II.  Attorney’s Fees

      Second, attorney fee awards in this court are generally limited to those authorized either by statute or by contract. FSM Telecomm. Corp. v. Worswick, 9 FSM Intrm. 6, 18 (Yap 1999) (each party will normally bear its own attorney’s fees when there is no statutory or contractual basis for an attorney fee request). Unless the court has overlooked something, nowhere in the pleadings does it allege or indicate that any contract between the parties makes Aizawa liable for attorney’s fees. The invoices attached to the complaint do indicate that the buyer is expected to be liable for 13% interest on bills unpaid after 30 days, but they do not mention liability for attorney’s fees.

      Furthermore, even when attorney’s fees awards are made pursuant to contract or statute, a trial court has an obligation to see that any award it approves is reasonable, and it is an abuse of the trial court’s discretion to award fees without first determining their reasonableness. Senda v. Creditors of Mid-Pacific Constr. Co., 7 FSM Intrm. 664, 673 (App. 1996). The court must carefully scrutinize and strictly construe contractual provisions relating to the payment of attorney’s fees. Bank of the FSM v. Bartolome, 4 FSM Intrm. 182, 185 (Pon. 1990). The court is thus the final arbiter of whether a court-ordered attorney fee award is reasonable. LPP Mortgage Ltd. v. Maras, 12 FSM Intrm. 112, 113 (Chk. 2003).
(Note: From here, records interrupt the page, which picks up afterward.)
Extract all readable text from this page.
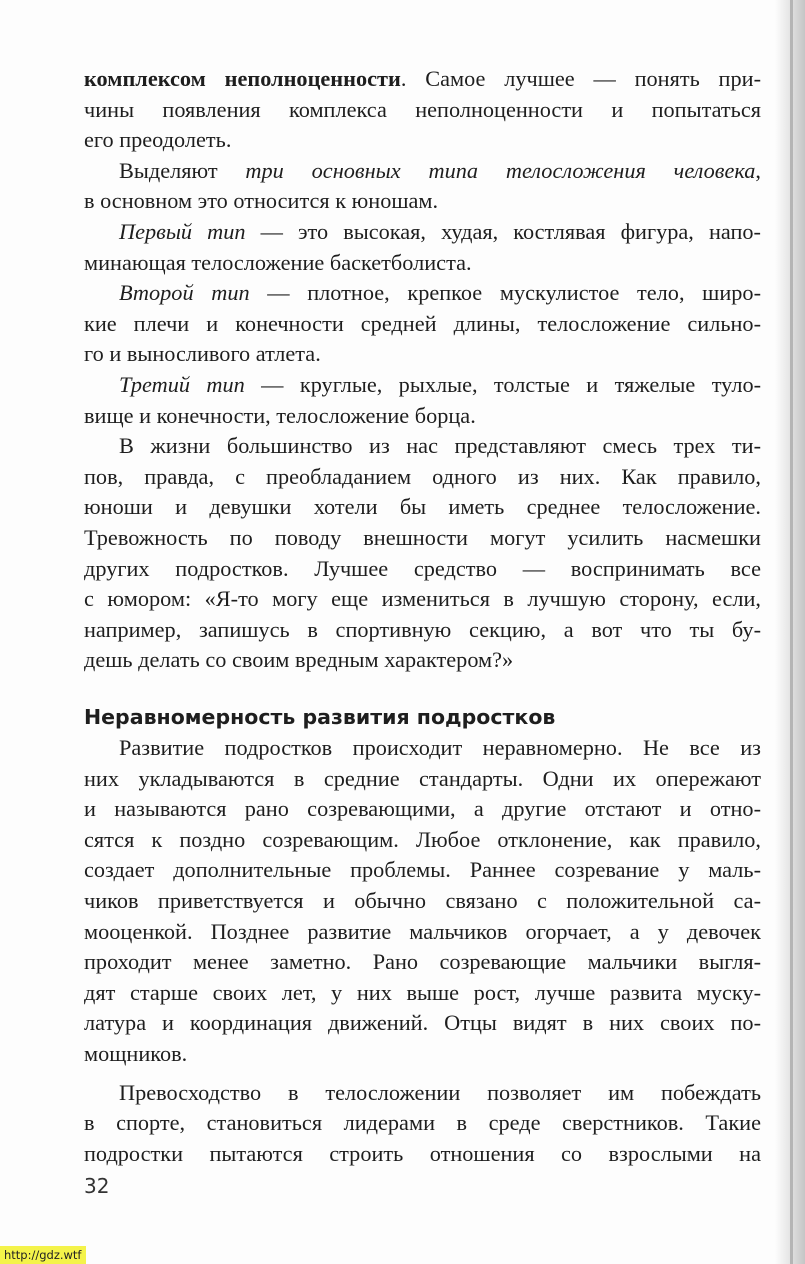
комплексом неполноценности. Самое лучшее — понять при-
чины появления комплекса неполноценности и попытаться
его преодолеть.
Выделяют три основных типа телосложения человека,
в основном это относится к юношам.
Первый тип — это высокая, худая, костлявая фигура, напо-
минающая телосложение баскетболиста.
Второй тип — плотное, крепкое мускулистое тело, широ-
кие плечи и конечности средней длины, телосложение сильно-
го и выносливого атлета.
Третий тип — круглые, рыхлые, толстые и тяжелые туло-
вище и конечности, телосложение борца.
В жизни большинство из нас представляют смесь трех ти-
пов, правда, с преобладанием одного из них. Как правило,
юноши и девушки хотели бы иметь среднее телосложение.
Тревожность по поводу внешности могут усилить насмешки
других подростков. Лучшее средство — воспринимать все
с юмором: «Я-то могу еще измениться в лучшую сторону, если,
например, запишусь в спортивную секцию, а вот что ты бу-
дешь делать со своим вредным характером?»
Неравномерность развития подростков
Развитие подростков происходит неравномерно. Не все из
них укладываются в средние стандарты. Одни их опережают
и называются рано созревающими, а другие отстают и отно-
сятся к поздно созревающим. Любое отклонение, как правило,
создает дополнительные проблемы. Раннее созревание у маль-
чиков приветствуется и обычно связано с положительной са-
мооценкой. Позднее развитие мальчиков огорчает, а у девочек
проходит менее заметно. Рано созревающие мальчики выгля-
дят старше своих лет, у них выше рост, лучше развита муску-
латура и координация движений. Отцы видят в них своих по-
мощников.
Превосходство в телосложении позволяет им побеждать
в спорте, становиться лидерами в среде сверстников. Такие
подростки пытаются строить отношения со взрослыми на
32
http://gdz.wtf
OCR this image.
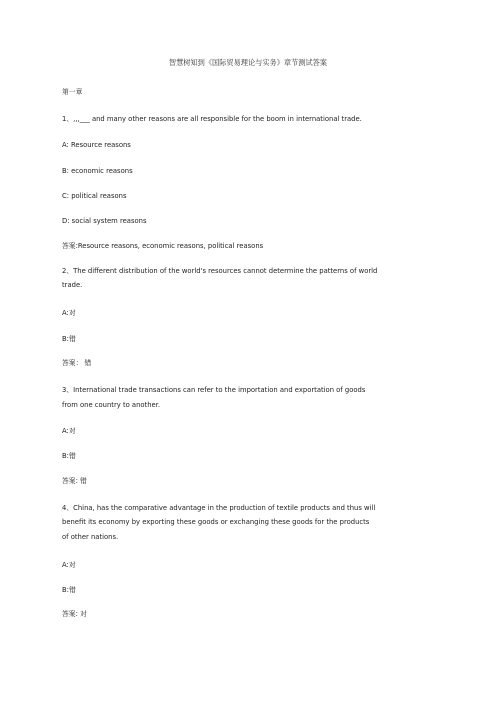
智慧树知到《国际贸易理论与实务》章节测试答案
第一章
1、,,,___ and many other reasons are all responsible for the boom in international trade.
A: Resource reasons
B: economic reasons
C: political reasons
D: social system reasons
答案:Resource reasons, economic reasons, political reasons
2、The different distribution of the world's resources cannot determine the patterns of world
trade.
A:对
B:错
答案： 错
3、International trade transactions can refer to the importation and exportation of goods
from one country to another.
A:对
B:错
答案: 错
4、China, has the comparative advantage in the production of textile products and thus will
benefit its economy by exporting these goods or exchanging these goods for the products
of other nations.
A:对
B:错
答案: 对
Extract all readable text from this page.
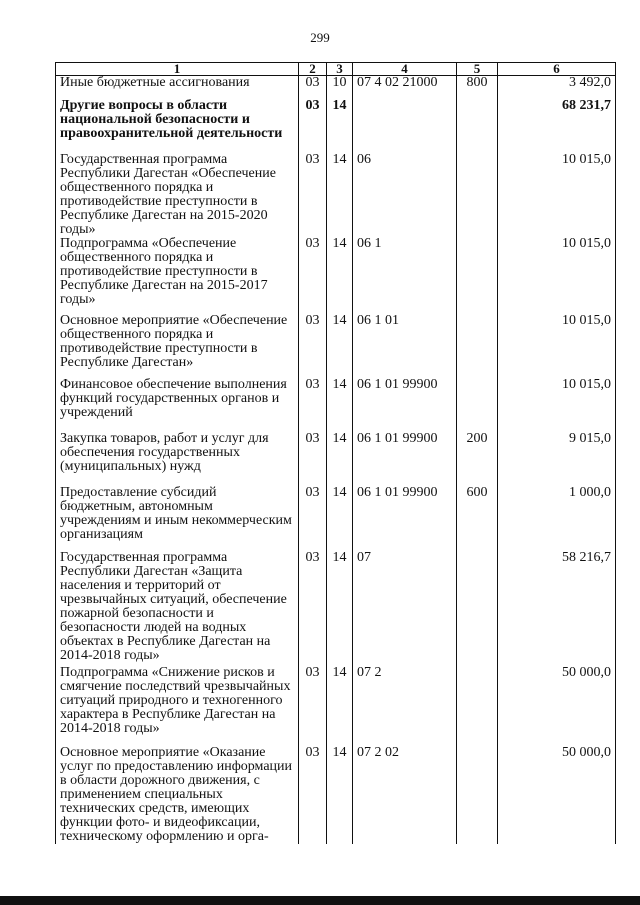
299
1	2	3	4	5	6
Иные бюджетные ассигнования	03	10	07 4 02 21000	800	3 492,0
Другие вопросы в области национальной безопасности и правоохранительной деятельности	03	14			68 231,7
Государственная программа Республики Дагестан «Обеспечение общественного порядка и противодействие преступности в Республике Дагестан на 2015-2020 годы»	03	14	06		10 015,0
Подпрограмма «Обеспечение общественного порядка и противодействие преступности в Республике Дагестан на 2015-2017 годы»	03	14	06 1		10 015,0
Основное мероприятие «Обеспечение общественного порядка и противодействие преступности в Республике Дагестан»	03	14	06 1 01		10 015,0
Финансовое обеспечение выполнения функций государственных органов и учреждений	03	14	06 1 01 99900		10 015,0
Закупка товаров, работ и услуг для обеспечения государственных (муниципальных) нужд	03	14	06 1 01 99900	200	9 015,0
Предоставление субсидий бюджетным, автономным учреждениям и иным некоммерческим организациям	03	14	06 1 01 99900	600	1 000,0
Государственная программа Республики Дагестан «Защита населения и территорий от чрезвычайных ситуаций, обеспечение пожарной безопасности и безопасности людей на водных объектах в Республике Дагестан на 2014-2018 годы»	03	14	07		58 216,7
Подпрограмма «Снижение рисков и смягчение последствий чрезвычайных ситуаций природного и техногенного характера в Республике Дагестан на 2014-2018 годы»	03	14	07 2		50 000,0
Основное мероприятие «Оказание услуг по предоставлению информации в области дорожного движения, с применением специальных технических средств, имеющих функции фото- и видеофиксации, техническому оформлению и орга-	03	14	07 2 02		50 000,0
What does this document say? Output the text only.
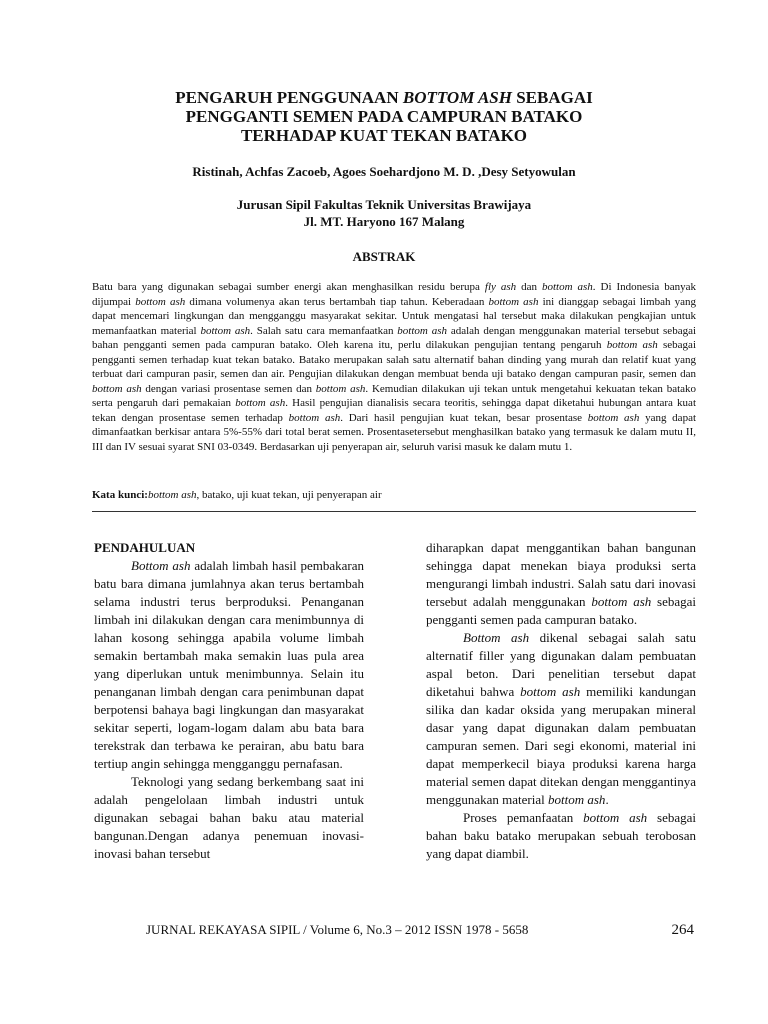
PENGARUH PENGGUNAAN BOTTOM ASH SEBAGAI
PENGGANTI SEMEN PADA CAMPURAN BATAKO
TERHADAP KUAT TEKAN BATAKO
Ristinah, Achfas Zacoeb, Agoes Soehardjono M. D. ,Desy Setyowulan
Jurusan Sipil Fakultas Teknik Universitas Brawijaya
Jl. MT. Haryono 167 Malang
ABSTRAK

Batu bara yang digunakan sebagai sumber energi akan menghasilkan residu berupa fly ash dan bottom ash. Di Indonesia banyak dijumpai bottom ash dimana volumenya akan terus bertambah tiap tahun. Keberadaan bottom ash ini dianggap sebagai limbah yang dapat mencemari lingkungan dan mengganggu masyarakat sekitar. Untuk mengatasi hal tersebut maka dilakukan pengkajian untuk memanfaatkan material bottom ash. Salah satu cara memanfaatkan bottom ash adalah dengan menggunakan material tersebut sebagai bahan pengganti semen pada campuran batako. Oleh karena itu, perlu dilakukan pengujian tentang pengaruh bottom ash sebagai pengganti semen terhadap kuat tekan batako. Batako merupakan salah satu alternatif bahan dinding yang murah dan relatif kuat yang terbuat dari campuran pasir, semen dan air. Pengujian dilakukan dengan membuat benda uji batako dengan campuran pasir, semen dan bottom ash dengan variasi prosentase semen dan bottom ash. Kemudian dilakukan uji tekan untuk mengetahui kekuatan tekan batako serta pengaruh dari pemakaian bottom ash. Hasil pengujian dianalisis secara teoritis, sehingga dapat diketahui hubungan antara kuat tekan dengan prosentase semen terhadap bottom ash. Dari hasil pengujian kuat tekan, besar prosentase bottom ash yang dapat dimanfaatkan berkisar antara 5%-55% dari total berat semen. Prosentasetersebut menghasilkan batako yang termasuk ke dalam mutu II, III dan IV sesuai syarat SNI 03-0349. Berdasarkan uji penyerapan air, seluruh varisi masuk ke dalam mutu 1.

Kata kunci:bottom ash, batako, uji kuat tekan, uji penyerapan air

PENDAHULUAN

Bottom ash adalah limbah hasil pembakaran batu bara dimana jumlahnya akan terus bertambah selama industri terus berproduksi. Penanganan limbah ini dilakukan dengan cara menimbunnya di lahan kosong sehingga apabila volume limbah semakin bertambah maka semakin luas pula area yang diperlukan untuk menimbunnya. Selain itu penanganan limbah dengan cara penimbunan dapat berpotensi bahaya bagi lingkungan dan masyarakat sekitar seperti, logam-logam dalam abu bata bara terekstrak dan terbawa ke perairan, abu batu bara tertiup angin sehingga mengganggu pernafasan.

Teknologi yang sedang berkembang saat ini adalah pengelolaan limbah industri untuk digunakan sebagai bahan baku atau material bangunan.Dengan adanya penemuan inovasi-inovasi bahan tersebut

diharapkan dapat menggantikan bahan bangunan sehingga dapat menekan biaya produksi serta mengurangi limbah industri. Salah satu dari inovasi tersebut adalah menggunakan bottom ash sebagai pengganti semen pada campuran batako.

Bottom ash dikenal sebagai salah satu alternatif filler yang digunakan dalam pembuatan aspal beton. Dari penelitian tersebut dapat diketahui bahwa bottom ash memiliki kandungan silika dan kadar oksida yang merupakan mineral dasar yang dapat digunakan dalam pembuatan campuran semen. Dari segi ekonomi, material ini dapat memperkecil biaya produksi karena harga material semen dapat ditekan dengan menggantinya menggunakan material bottom ash.

Proses pemanfaatan bottom ash sebagai bahan baku batako merupakan sebuah terobosan yang dapat diambil.

JURNAL REKAYASA SIPIL / Volume 6, No.3 – 2012 ISSN 1978 - 5658	264
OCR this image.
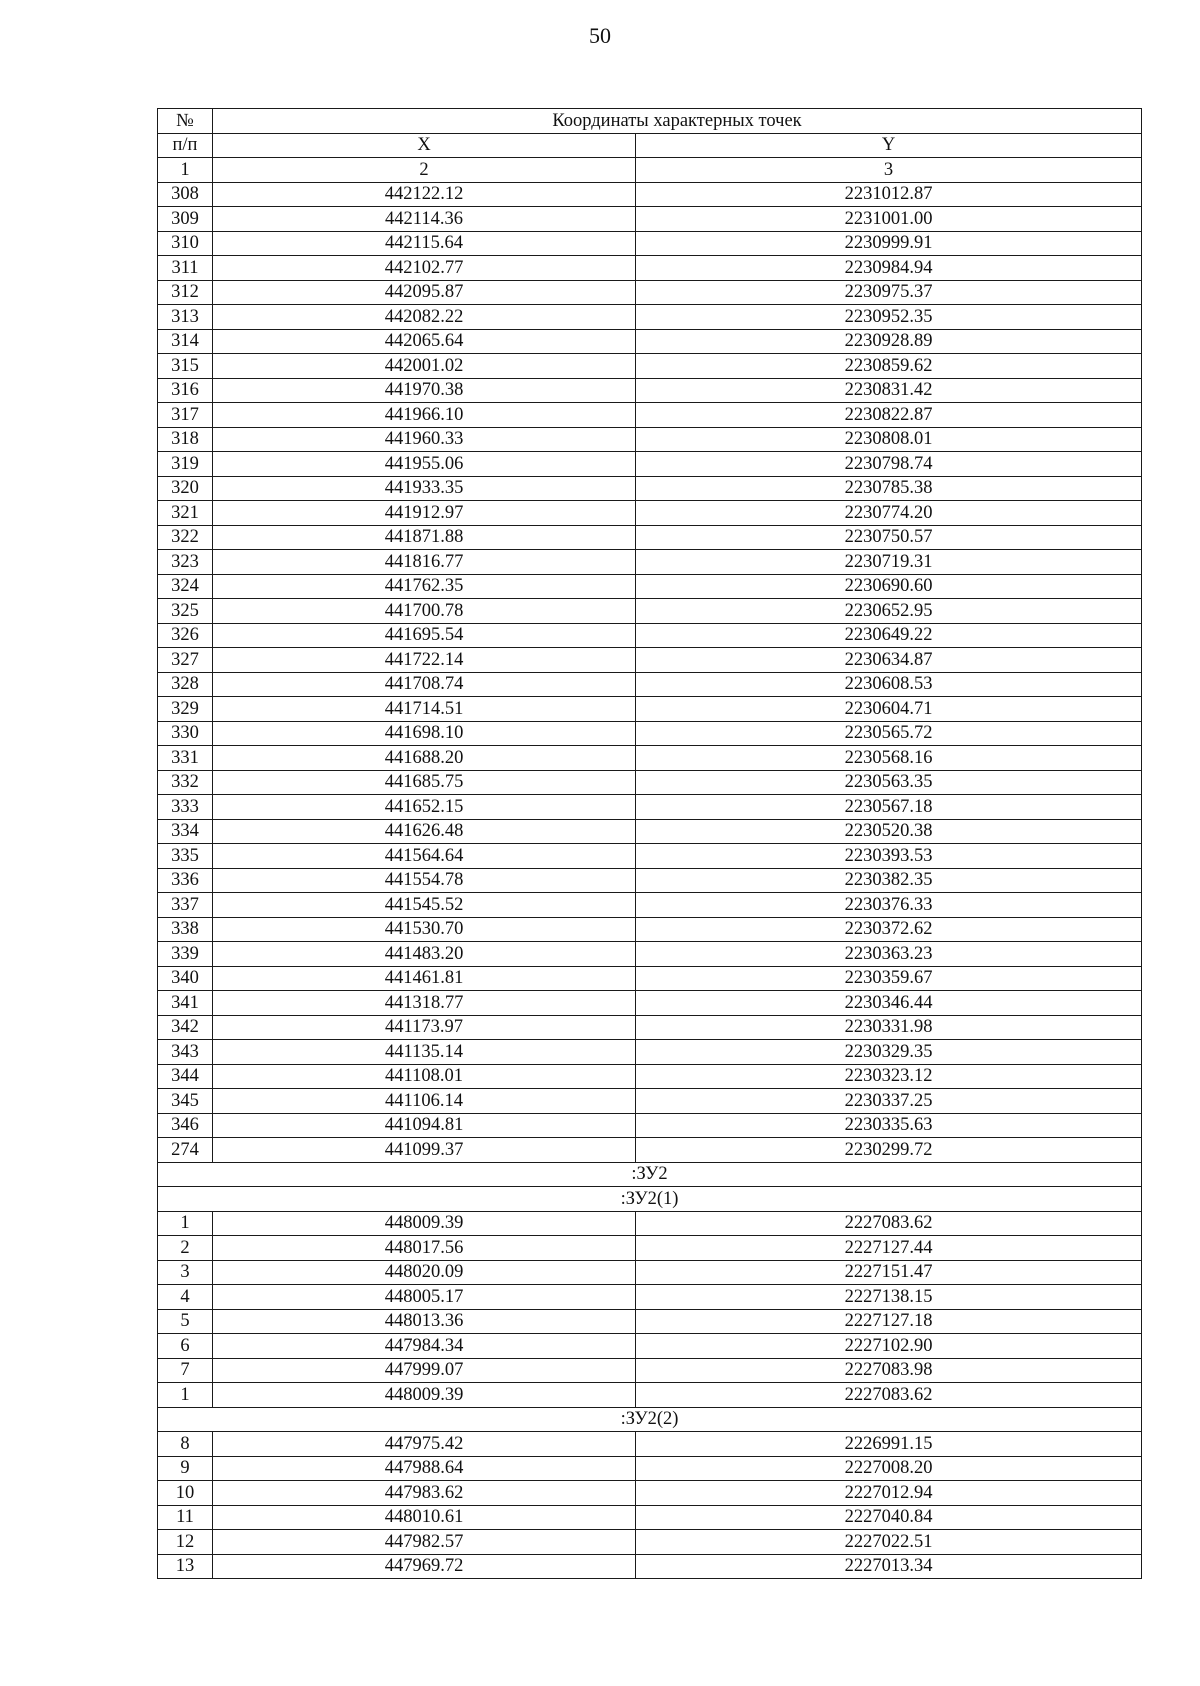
50
№	Координаты характерных точек	
п/п	X	Y
1	2	3
308	442122.12	2231012.87
309	442114.36	2231001.00
310	442115.64	2230999.91
311	442102.77	2230984.94
312	442095.87	2230975.37
313	442082.22	2230952.35
314	442065.64	2230928.89
315	442001.02	2230859.62
316	441970.38	2230831.42
317	441966.10	2230822.87
318	441960.33	2230808.01
319	441955.06	2230798.74
320	441933.35	2230785.38
321	441912.97	2230774.20
322	441871.88	2230750.57
323	441816.77	2230719.31
324	441762.35	2230690.60
325	441700.78	2230652.95
326	441695.54	2230649.22
327	441722.14	2230634.87
328	441708.74	2230608.53
329	441714.51	2230604.71
330	441698.10	2230565.72
331	441688.20	2230568.16
332	441685.75	2230563.35
333	441652.15	2230567.18
334	441626.48	2230520.38
335	441564.64	2230393.53
336	441554.78	2230382.35
337	441545.52	2230376.33
338	441530.70	2230372.62
339	441483.20	2230363.23
340	441461.81	2230359.67
341	441318.77	2230346.44
342	441173.97	2230331.98
343	441135.14	2230329.35
344	441108.01	2230323.12
345	441106.14	2230337.25
346	441094.81	2230335.63
274	441099.37	2230299.72
:ЗУ2		
:ЗУ2(1)		
1	448009.39	2227083.62
2	448017.56	2227127.44
3	448020.09	2227151.47
4	448005.17	2227138.15
5	448013.36	2227127.18
6	447984.34	2227102.90
7	447999.07	2227083.98
1	448009.39	2227083.62
:ЗУ2(2)		
8	447975.42	2226991.15
9	447988.64	2227008.20
10	447983.62	2227012.94
11	448010.61	2227040.84
12	447982.57	2227022.51
13	447969.72	2227013.34
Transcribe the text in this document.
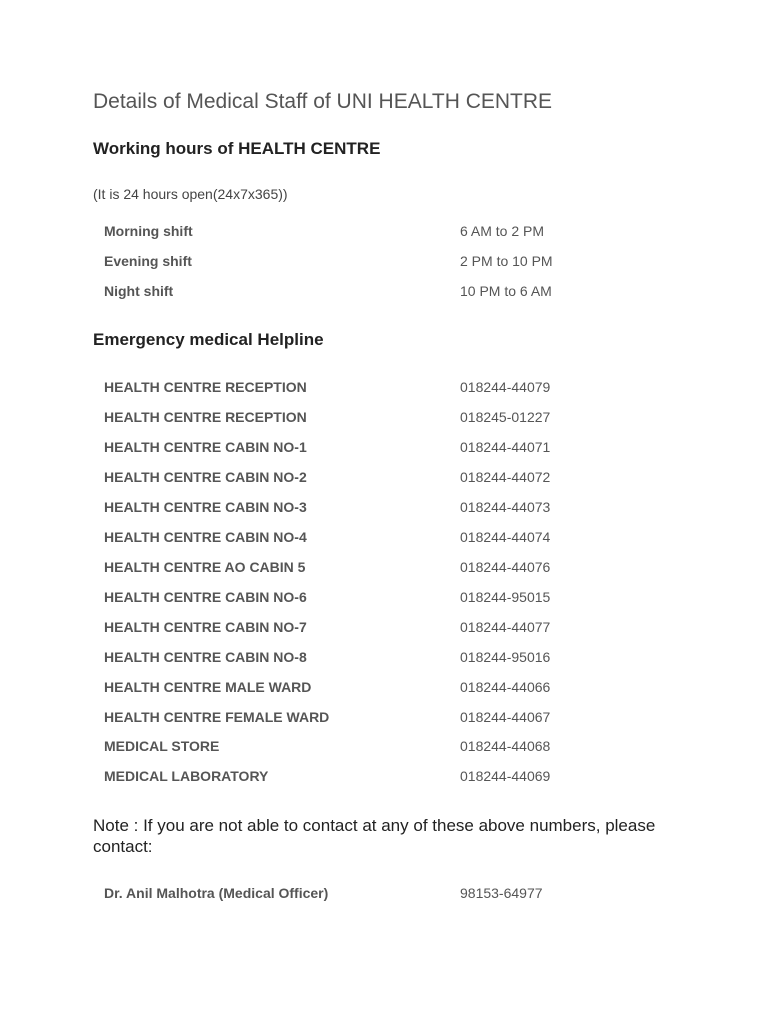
Details of Medical Staff of UNI HEALTH CENTRE
Working hours of HEALTH CENTRE
(It is 24 hours open(24x7x365))
Morning shift	6 AM to 2 PM
Evening shift	2 PM to 10 PM
Night shift	10 PM to 6 AM
Emergency medical Helpline
HEALTH CENTRE RECEPTION	018244-44079
HEALTH CENTRE RECEPTION	018245-01227
HEALTH CENTRE CABIN NO-1	018244-44071
HEALTH CENTRE CABIN NO-2	018244-44072
HEALTH CENTRE CABIN NO-3	018244-44073
HEALTH CENTRE CABIN NO-4	018244-44074
HEALTH CENTRE AO CABIN 5	018244-44076
HEALTH CENTRE CABIN NO-6	018244-95015
HEALTH CENTRE CABIN NO-7	018244-44077
HEALTH CENTRE CABIN NO-8	018244-95016
HEALTH CENTRE MALE WARD	018244-44066
HEALTH CENTRE FEMALE WARD	018244-44067
MEDICAL STORE	018244-44068
MEDICAL LABORATORY	018244-44069
Note : If you are not able to contact at any of these above numbers, please contact:
Dr. Anil Malhotra (Medical Officer)	98153-64977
     The plaintiff seeks an attorney’s fee award of 15% of the $81,968.40 principal amount. For its entitlement to this amount, the plaintiff apparently relies on Bank of Hawaii v. Jack, which held that, except in unusual circumstances, the amount awarded pursuant to a stipulation for the payment of attorney’s fees in debt collection cases in the FSM will be limited to a reasonable amount not to exceed fifteen percent of the outstanding principal and interest. Bank of Hawaii v. Jack, 4 FSM Intrm. 216, 221 (Pon. 1990). Fifteen percent is thus not an amount an attorney is automatically entitled to as a fee in debt collection case. It is the upper limit, or ceiling, on what the court can consider to be reasonable and beyond which a fee is presumed to be unreasonable.

     The plaintiff shall therefore submit a statement outlining the basis for its alleged right to an attorney’s fee award, and plaintiff’s counsel shall submit his affidavit and documentation of the time spent working on this matter prior to entry of this order. Only once this has been submitted will the court consider awarding attorney’s fees.

III.  Conclusion

      The plaintiff’s motion for a default judgment will therefore not be decided until the above points have been addressed. The plaintiff shall file his response to this order within fifteen days of its entry.